The respondent of set10 has requested to have community identifying names anonymised. The respondent name for set 10 has also been anonymised. If you wish to access the community identifying names for set10, please contact Kaius Sinnemäki at the University of Helsinki, and he will get in contact with the author of set10. 

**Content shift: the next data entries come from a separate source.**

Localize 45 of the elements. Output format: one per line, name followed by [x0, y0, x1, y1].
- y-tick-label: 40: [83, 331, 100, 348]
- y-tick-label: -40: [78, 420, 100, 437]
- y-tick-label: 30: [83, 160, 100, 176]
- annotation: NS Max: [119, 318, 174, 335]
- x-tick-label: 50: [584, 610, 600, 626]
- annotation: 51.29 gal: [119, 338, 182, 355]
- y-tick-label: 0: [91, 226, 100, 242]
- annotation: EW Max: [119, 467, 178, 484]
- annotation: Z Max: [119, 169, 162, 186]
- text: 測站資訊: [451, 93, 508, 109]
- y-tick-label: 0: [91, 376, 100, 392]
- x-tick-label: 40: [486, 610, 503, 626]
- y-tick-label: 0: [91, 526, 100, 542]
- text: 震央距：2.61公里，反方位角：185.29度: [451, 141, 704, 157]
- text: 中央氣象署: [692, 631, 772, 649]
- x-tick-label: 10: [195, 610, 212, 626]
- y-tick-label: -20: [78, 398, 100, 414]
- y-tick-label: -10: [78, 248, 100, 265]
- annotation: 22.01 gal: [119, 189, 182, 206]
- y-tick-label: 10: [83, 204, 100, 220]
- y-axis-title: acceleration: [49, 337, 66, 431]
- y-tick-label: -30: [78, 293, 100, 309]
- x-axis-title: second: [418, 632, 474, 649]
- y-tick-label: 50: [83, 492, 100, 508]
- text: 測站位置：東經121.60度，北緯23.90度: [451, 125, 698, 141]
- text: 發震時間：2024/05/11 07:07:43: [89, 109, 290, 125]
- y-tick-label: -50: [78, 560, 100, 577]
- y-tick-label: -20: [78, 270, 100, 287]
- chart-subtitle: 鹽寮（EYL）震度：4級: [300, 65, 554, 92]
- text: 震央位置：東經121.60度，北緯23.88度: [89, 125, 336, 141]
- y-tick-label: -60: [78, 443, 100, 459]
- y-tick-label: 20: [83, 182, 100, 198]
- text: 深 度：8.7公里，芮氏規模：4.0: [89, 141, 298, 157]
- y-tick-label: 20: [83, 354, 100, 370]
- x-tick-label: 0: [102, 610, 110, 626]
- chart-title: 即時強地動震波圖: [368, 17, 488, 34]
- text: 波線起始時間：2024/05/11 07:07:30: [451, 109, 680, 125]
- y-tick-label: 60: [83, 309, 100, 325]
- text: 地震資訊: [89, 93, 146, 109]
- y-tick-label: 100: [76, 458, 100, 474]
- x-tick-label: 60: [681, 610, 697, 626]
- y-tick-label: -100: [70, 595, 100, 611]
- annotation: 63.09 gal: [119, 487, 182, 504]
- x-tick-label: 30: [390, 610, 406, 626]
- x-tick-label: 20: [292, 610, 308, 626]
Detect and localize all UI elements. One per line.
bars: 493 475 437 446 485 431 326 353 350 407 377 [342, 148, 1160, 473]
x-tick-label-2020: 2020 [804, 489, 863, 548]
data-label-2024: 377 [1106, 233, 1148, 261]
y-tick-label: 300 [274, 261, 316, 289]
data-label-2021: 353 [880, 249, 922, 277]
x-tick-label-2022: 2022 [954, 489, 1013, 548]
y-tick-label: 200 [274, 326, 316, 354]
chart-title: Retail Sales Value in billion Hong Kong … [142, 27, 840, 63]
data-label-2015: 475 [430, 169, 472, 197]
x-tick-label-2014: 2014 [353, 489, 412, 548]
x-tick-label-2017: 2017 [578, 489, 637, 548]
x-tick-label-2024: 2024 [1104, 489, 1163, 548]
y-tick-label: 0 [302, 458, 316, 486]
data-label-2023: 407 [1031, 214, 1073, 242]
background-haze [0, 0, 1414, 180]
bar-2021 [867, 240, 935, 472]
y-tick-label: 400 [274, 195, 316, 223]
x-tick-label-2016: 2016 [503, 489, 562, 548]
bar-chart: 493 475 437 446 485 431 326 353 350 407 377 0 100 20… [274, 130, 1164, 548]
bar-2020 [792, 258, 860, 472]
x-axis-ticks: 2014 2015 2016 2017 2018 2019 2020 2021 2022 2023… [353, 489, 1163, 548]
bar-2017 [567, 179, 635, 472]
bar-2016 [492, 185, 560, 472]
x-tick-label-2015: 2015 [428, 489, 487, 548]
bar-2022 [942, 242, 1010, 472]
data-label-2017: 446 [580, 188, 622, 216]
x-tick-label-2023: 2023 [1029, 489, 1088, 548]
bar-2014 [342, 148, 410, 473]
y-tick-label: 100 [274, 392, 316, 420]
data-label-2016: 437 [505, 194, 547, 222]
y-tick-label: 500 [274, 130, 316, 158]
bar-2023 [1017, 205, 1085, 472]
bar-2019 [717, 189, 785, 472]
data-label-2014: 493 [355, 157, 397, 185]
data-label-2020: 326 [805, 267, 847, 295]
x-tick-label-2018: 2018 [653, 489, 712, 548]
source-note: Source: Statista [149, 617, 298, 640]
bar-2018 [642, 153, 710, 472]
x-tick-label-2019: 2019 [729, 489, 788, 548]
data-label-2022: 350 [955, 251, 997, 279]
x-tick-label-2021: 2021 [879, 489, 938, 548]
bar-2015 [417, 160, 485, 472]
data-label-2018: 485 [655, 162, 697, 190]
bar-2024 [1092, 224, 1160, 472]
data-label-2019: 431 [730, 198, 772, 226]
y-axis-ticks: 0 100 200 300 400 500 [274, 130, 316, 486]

The respondent for set22 has requested to make certain comments publicly invisible, due to their potentially sensitive nature. If you wish to access the invisible comments of set 22, please contact the author directly.

##Bibliography
References cited in the dataset are combined and available in the files named "GA_SocialContactDataset_Bibliography_V1.0.0". There is a Bibtex and formatted txt version available.

##Citing the dataset
The whole dataset should be cited using the format on the Zenodo page:

Eri Kashima, Francesca Di Garbo, Oona Raatikainen, Rosnátaly Avelino, Sacha Beck, Anna Berge, Ana Blanco, Ross Bowden, Nicolás Brid, Joseph M Brincat, María Belén Carpio, Alexander Cobbinah, Paola Cúneo, Anne-Maria Fehn, Saloumeh Gholami, Arun Ghosh, Hannah Gibson, Elizabeth Hall, Katja Hannß, Hannah Haynie, Jerry Jacka, Matias Jenny, Richard Kowalik, Sonal Kulkarni-Joshi, Maarten Mous, Marcela Mendoza, Cristina Messineo, Francesca Moro, Hank Nater, Michelle A Ocasio, Bruno Olsson, Ana María Ospina Bozzi, Agustina Paredes, Admire Phiri, Nicolas Quint, Erika Sandman, Dineke Schokkin, Ruth Singer, Ellen Smith-Dennis, Lameen Souag, Yunus Sulistyono, Yvonne Treis, Matthias Urban, Jill Vaughan, Deginet Wotango Doyiso, Georg Ziegelmeyer, Veronika Zikmundová. (2023). GramAdapt Crosslinguistic Social Contact Dataset. (1.0.0) [Data set]. Zenodo. https://doi.org/10.5281/zenodo.7508054

The citing of individual sets should take the following format, for example, set28:

Kashima, Eri & Schokkin, Dineke. Set28: Nen and Idi. InEri Kashima, Francesca Di Garbo, Oona Raatikainen, Rosnátaly Avelino, Sacha Beck, Anna Berge, Ana Blanco, Ross Bowden, Nicolás Brid, Joseph M Brincat, María Belén Carpio, Alexander Cobbinah, Paola Cúneo, Anne-Maria Fehn, Saloumeh Gholami, Arun Ghosh, Hannah Gibson, Elizabeth Hall, Katja Hannß, Hannah Haynie, Jerry Jacka, Matias Jenny, Richard Kowalik, Sonal Kulkarni-Joshi, Maarten Mous, Marcela Mendoza, Cristina Messineo, Francesca Moro, Hank Nater, Michelle A Ocasio, Bruno Olsson, Ana María Ospina Bozzi, Agustina Paredes, Admire Phiri, Nicolas Quint, Erika Sandman, Dineke Schokkin, Ruth Singer, Ellen Smith-Dennis, Lameen Souag, Yunus Sulistyono, Yvonne Treis, Matthias Urban, Jill Vaughan, Deginet Wotango Doyiso, Georg Ziegelmeyer, Veronika Zikmundová. (2023). GramAdapt Crosslinguistic Social Contact Dataset. (1.0.0) [Data set]. Zenodo. https://doi.org/10.5281/zenodo.7508054

##References used in this Read Me

Di Garbo, Francesca & Kashima, Eri & Napoleão De Souza, Ricardo & Sinnemäki, Kaius. 2021. Concepts and methods for integrating language typology and sociolinguistics. Atti del Workshop SLI “Sociolinguistica e tipologia: verso un approccio integrato allo studio della variazione”. 5. 143–176. (doi:10.17469/O2105SLI000005)


Di Garbo, Francesca and Ricardo Napoleão de Sousa. Aaccepted. A sampling technique for worldwide comparisons of language contact scenarios. To appear in Linguistic Typology.